ISO is the acronym for International Standard Organisation. When a company has ISO certification, this means that it meets certain standards around quality levels and compliance with ISO standards.
For instance, this relates to inspections, production processes, how goods received are inspected, the management of irregularities that occur during production, the packing of finished products, what documents need to be included in shipped products, etc.
It means Timestrip’s management systems have attained a required level of quality around the production and release of our finished products. There is no ad hoc decision-making in what we do. Everything is controlled and monitored.
Hypothetically, for example, if a customer complaint was to arise, we have a system in place to manage this. Furthermore, having ISO 13485 certification which concerns medical equipment, means that we have even stricter systems beyond the more general purpose ISO 9001 certification (which we also have).
One area that ISO 13485 relates to (but not ISO 9001) is around the validation of software used in our production and product release processes.
Once a year, we are audited by external auditors for both certifications and this is carried out by the Institute of Quality Control (IQC). The one-day audit is to certify that Timestrip complies with ISO 9001 and ISO 13485 standards. We are audited for both standards at the same time.
Also, every three years, we are re-certified. This is involves a two-day audit and re-certification is valid for three years. For ISO 9001, we were first certified in 2010 and so re-certification needs to be organised for next year (2019). For ISO 13485, Timestrip was first certified in 2015 and we have just been re-certified until 2021.

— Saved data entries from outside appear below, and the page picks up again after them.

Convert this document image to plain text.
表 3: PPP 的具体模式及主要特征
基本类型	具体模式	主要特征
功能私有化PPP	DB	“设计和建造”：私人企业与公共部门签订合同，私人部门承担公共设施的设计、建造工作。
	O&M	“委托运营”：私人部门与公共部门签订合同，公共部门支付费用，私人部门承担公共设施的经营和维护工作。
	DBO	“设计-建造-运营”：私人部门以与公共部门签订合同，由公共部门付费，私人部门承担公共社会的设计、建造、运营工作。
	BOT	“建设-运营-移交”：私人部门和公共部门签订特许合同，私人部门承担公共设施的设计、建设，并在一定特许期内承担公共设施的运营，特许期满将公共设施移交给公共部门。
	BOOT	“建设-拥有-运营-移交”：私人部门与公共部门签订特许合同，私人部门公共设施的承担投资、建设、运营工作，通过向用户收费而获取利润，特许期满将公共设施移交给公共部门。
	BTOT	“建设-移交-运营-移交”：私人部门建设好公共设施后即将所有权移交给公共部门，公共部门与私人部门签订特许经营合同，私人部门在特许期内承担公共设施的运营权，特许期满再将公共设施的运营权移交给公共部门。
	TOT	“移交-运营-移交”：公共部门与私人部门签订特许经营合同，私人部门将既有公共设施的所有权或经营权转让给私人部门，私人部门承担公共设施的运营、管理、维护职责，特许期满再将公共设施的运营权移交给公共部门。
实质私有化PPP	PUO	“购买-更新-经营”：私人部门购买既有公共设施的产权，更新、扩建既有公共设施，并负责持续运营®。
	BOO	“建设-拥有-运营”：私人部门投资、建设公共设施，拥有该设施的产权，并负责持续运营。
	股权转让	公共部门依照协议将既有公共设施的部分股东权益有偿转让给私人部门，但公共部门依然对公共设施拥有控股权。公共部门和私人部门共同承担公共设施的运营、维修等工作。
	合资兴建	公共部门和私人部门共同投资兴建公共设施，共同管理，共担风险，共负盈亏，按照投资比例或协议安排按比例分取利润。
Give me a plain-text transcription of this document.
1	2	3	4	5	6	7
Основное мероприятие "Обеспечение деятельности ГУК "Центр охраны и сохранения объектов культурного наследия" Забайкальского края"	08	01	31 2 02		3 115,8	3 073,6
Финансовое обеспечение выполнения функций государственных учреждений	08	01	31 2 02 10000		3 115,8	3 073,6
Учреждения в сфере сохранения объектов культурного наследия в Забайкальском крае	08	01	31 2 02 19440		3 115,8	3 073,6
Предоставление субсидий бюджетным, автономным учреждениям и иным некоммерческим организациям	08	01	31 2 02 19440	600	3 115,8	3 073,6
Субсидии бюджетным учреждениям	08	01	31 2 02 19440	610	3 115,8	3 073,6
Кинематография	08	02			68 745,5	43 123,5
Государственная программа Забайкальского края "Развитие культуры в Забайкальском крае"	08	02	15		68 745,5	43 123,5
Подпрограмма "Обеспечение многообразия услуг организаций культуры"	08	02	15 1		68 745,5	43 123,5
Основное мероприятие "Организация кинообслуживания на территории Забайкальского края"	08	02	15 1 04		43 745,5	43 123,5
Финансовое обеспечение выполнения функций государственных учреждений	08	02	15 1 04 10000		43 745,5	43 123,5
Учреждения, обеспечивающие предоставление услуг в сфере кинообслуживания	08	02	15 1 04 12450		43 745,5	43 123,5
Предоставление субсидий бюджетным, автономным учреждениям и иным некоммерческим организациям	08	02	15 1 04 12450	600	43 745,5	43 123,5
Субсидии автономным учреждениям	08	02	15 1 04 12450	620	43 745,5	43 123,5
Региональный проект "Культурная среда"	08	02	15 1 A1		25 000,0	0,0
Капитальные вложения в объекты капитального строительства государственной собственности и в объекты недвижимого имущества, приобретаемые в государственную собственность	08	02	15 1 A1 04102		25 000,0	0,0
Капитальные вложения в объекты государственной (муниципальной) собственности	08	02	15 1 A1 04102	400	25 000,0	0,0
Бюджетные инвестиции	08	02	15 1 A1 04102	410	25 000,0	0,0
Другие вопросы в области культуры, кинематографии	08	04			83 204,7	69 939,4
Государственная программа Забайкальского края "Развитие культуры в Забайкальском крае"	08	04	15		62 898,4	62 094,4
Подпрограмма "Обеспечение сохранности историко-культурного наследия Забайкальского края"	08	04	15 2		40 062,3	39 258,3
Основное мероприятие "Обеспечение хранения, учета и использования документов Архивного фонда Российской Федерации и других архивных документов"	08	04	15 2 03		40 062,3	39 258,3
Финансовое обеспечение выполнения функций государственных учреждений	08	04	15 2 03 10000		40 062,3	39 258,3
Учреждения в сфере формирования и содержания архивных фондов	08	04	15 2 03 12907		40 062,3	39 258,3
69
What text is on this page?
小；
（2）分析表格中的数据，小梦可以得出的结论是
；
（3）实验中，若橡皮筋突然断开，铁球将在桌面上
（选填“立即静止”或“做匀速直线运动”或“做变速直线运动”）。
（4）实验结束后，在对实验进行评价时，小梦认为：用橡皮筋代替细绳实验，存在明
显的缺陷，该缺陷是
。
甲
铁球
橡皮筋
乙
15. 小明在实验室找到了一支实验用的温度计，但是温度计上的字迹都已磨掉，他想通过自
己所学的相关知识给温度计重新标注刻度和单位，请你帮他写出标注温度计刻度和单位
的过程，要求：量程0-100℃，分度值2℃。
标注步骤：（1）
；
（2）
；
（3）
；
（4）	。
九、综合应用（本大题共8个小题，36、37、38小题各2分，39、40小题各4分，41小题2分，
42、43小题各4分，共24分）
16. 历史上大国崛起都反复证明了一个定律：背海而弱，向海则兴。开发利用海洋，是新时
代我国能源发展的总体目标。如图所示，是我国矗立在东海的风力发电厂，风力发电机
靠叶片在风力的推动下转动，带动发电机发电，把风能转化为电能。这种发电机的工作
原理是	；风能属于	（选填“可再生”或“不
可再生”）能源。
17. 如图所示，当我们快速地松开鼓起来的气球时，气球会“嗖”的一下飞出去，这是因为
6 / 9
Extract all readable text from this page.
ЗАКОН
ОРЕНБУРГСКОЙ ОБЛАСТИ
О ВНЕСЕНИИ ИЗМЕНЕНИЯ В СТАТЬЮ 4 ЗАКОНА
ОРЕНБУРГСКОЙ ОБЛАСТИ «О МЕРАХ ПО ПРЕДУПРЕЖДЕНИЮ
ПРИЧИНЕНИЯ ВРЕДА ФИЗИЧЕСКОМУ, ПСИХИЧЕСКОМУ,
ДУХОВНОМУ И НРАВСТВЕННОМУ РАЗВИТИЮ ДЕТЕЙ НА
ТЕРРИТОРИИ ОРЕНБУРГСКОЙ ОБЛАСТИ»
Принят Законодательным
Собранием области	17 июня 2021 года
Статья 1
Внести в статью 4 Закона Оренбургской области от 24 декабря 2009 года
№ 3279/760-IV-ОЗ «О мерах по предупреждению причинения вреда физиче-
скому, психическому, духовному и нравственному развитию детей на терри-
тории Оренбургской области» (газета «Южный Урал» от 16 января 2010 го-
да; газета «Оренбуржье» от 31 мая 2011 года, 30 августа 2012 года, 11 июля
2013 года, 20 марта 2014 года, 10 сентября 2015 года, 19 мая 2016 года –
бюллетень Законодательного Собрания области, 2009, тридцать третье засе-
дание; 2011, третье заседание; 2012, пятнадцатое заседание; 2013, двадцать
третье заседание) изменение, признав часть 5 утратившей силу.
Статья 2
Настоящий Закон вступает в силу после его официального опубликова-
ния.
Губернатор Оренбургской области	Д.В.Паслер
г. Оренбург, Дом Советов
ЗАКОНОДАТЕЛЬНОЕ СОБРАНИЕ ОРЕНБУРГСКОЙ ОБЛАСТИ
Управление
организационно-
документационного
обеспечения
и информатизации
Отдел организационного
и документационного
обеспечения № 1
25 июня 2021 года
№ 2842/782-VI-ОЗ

This was particularly important as this re-certification also involved an upgrade to the new ISO updated standards.
Prior to the audit, we carried out a so-called “gap analysis” to identify areas in our procedures that didn’t meet the new standards. These needed to be updated, plus we had to put in place new procedures as well as training for all our teams. We also had to implement a few minor corrective actions, such as adding a job description for one of our team members.
In fact, when I first joined Timestrip in 2009, operations complied to a very large extent with ISO standards. However, this had not been validated and making this happen was one aspect of my role: first, to achieve ISO 9001 certification around our TTIs to food products and pharmaceuticals customers and then ISO 13485 when we moved into servicing customers involved in storing and transporting blood products.